I am trying to overcome the challenge of actually finishing this Vietnam+Cambodia series since I have a lot of backlogs. I may have enough content to write about until.. October. Yet here I am, still writing about how my life went from 2-3 months ago. The stark contrast between my life then and how it is now has made me long for the carefree days of traveling by myself where I know no one and nothing, not even the language.
Only my close friends are aware that I was actually planning to quit my job before I left, along with the attempt to extend my vacation and just go where the wind takes me. However, my mom’s condition took a turn for the worst a few weeks before I had to leave and I decided to not go through with quitting since my job pays for premium HMO. Her health since then has been one godawful roller coaster ride, and we cherish the few good days in between.
Half the time I feel guilty that my thoughts are full of hate and anger. I could never hate my mom, but I hate this horrible situation. I hate how she screams in pain, or how she whimpers in her sleep. I hate how I have been to five different hospitals this year alone, and it’s not even over yet. I hate that all the feelings I have buried against other people have started to resurface because I no longer have the energy to keep them there. I hate that my siblings have to experience this at their age when I was young and carefree during that time of my life. I hate that I got asked if I wanted a promotion at work because it’s so hard to keep up with everything as it is, and I don’t even enjoy what I’m doing. I hate that I am so confused on how I should be feeling with having a mother who is alive and breathing, but always in horrible pain. I hate the feeling that my life is on hold because I know I would hate myself more if I am not there for her when she needs me. I hate the fact that most of my anger is stemming from my selfishness. I hate that my hate is at capacity.

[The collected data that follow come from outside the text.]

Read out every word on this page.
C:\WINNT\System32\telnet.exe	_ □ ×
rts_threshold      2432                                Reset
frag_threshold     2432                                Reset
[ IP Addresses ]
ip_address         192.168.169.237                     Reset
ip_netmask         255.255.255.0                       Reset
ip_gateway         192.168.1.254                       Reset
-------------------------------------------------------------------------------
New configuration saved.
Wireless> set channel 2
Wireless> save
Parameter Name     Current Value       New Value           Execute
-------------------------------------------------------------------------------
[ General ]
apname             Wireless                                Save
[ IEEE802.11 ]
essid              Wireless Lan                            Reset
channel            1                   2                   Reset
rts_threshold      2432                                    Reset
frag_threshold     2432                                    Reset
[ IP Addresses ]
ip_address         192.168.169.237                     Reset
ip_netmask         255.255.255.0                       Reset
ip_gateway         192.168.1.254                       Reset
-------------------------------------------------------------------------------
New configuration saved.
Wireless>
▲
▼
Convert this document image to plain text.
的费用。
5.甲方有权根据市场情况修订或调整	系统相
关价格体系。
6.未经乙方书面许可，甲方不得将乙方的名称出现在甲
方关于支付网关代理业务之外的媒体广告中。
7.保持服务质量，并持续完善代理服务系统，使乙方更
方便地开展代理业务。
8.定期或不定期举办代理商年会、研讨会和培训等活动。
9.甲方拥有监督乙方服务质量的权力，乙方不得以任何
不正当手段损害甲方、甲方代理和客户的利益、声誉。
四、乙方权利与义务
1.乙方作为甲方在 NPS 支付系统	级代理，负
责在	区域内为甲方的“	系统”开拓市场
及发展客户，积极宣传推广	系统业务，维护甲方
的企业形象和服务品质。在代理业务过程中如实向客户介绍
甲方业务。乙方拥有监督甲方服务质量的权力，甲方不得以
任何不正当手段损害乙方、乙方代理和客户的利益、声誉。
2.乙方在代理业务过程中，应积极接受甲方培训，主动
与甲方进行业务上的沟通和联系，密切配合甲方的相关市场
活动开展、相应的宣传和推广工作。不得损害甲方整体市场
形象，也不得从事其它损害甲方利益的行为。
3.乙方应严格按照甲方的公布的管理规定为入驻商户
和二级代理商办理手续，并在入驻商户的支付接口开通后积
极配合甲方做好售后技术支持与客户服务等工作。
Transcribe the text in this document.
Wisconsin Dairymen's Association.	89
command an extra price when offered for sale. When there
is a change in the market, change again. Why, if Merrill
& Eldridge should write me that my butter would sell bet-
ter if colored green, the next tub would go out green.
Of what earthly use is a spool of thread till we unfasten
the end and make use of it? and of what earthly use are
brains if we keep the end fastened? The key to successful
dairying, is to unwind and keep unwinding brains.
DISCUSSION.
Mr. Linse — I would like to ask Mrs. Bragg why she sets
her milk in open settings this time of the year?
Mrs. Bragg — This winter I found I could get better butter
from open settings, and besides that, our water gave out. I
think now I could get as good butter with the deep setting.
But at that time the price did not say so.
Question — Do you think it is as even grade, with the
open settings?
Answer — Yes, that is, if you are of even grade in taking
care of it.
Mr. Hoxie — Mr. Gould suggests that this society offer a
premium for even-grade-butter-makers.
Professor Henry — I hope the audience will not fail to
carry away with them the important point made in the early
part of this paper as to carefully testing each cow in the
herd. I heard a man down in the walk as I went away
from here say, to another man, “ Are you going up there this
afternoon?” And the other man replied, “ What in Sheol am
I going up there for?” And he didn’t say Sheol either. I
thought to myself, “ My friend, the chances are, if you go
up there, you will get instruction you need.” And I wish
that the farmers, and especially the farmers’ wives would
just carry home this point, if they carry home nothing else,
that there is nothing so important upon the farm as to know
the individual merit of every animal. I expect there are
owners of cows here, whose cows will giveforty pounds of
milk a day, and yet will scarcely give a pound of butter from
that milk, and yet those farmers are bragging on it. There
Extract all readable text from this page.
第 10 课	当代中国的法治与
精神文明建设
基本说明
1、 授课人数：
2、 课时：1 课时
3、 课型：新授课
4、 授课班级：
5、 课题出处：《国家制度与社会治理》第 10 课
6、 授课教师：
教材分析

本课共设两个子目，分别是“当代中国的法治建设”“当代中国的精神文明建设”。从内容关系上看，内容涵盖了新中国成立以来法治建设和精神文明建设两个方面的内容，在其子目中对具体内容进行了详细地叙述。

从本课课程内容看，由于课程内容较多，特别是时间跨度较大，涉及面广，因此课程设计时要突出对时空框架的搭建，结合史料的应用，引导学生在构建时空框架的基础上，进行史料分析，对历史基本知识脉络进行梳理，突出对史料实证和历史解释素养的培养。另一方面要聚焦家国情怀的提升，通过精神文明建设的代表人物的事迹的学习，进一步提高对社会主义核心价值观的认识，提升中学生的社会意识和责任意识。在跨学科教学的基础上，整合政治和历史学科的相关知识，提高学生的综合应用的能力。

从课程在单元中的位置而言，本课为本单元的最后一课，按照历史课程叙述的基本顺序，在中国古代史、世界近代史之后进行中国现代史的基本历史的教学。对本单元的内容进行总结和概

Maybe that’s the real challenge then. To tamper down all the negative thoughts from thinking about the future, or thinking about what could have been or what could be. I guess in time, I will understand that there is a bigger picture in all these. That there is a reason on why the same omnipotent higher being who created magnificent sunrises, such as the one I experienced in Vietnam, would also introduce bad things to good people. But right now, I hope to get through these posts first.